10 nov. 2011

Charlotte & Olivier


Les corps de Charlotte Demetz et Olivier Sourzac, les deux alpinistes disparus dans les Grandes Jorasses la semaine dernière, ont été rapatriés aujourd'hui par les sauveteurs italiens. Ils gisaient à plus de 4000 m d'altitude, morts de froid. Cette triste actualité se retrouve abondamment commentée sur les sites d'information, laissant apparaître de la part des intervenants deux positions bien différentes, et inconciliables.
Certains internautes posent la question de savoir quel est le coût des opérations de sauvetage en montagne pour la collectivité. D'autres, ou parfois les mêmes, vont à s'offusquer de l'émotion soulevée par la disparition de ces "aventuriers" qui avaient mis leurs vies en danger en toute connaissance de cause... 
Je vois dans ces deux premières tendances une attitude obscène et insupportable de la part de ceux qui les expriment. Est-il interdit de se poser ces questions ? Non, certainement pas, mais l'instant pour le faire n'est peut-être pas celui où une légitime émotion devrait prévaloir. Avant toute autre chose. De la même façon qu'il me serait ignoble d'évoquer le coût des obsèques d'un proche tout juste disparu, je crois que ces deux êtres humains en quête d'absolu méritent -à l'instant présent- le respect, ou tout au moins le silence.
M'objecterait-on que ces personnes ne nous sont pas proches, je répondrais qu'elles le sont bien plus que nous ne pouvons l'envisager, et qu'au-delà de la méconnaissance que nous avions de leurs êtres et de leurs vies il nous reste en commun ce trait unique qu'est notre caractère d'humanité.
Peut-être que ne pas vouloir voir cet inestimable point commun revient à vouloir ignorer ce que nous avons fait de notre propre humanité, pervertie, aliénée et soumise à tant de viles compromissions.
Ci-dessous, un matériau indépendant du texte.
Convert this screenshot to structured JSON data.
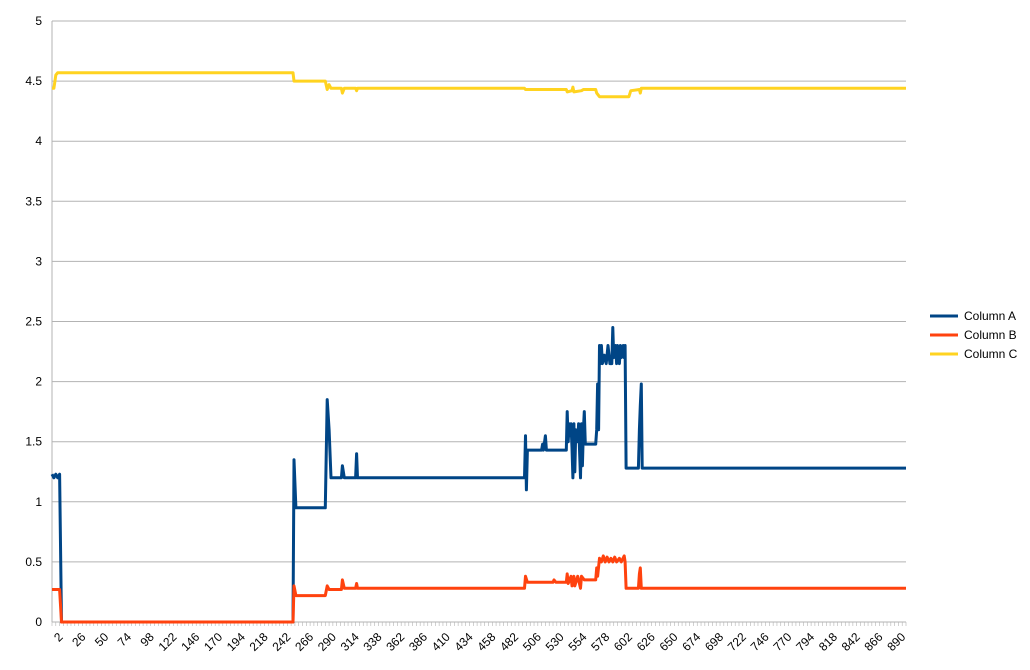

Peut-être qu'il nous est préférable de ne pas voir ou ne pas comprendre ce que Charlotte Demetz et Olivier Sourzac avaient choisi de faire de leur humanité, l'orienter vers un dépassement de soi grandiose au risque de la maintenir sur le fil dans un fragile équilibre. Dans un monde où règnent les notions de profit, d'épargne et d'assurance, il est sans doute plus facile ou plus confortable de ne pas s'aventurer à comprendre la démarche de ces idéalistes prêts à côtoyer de très près -et cette fois trop près- les limites. Au risque de se perdre diront certains, peut-être se sont-ils en fait trouvés...

Cette photo est parue ailleurs, il y a longtemps, sous le titre "Hostile".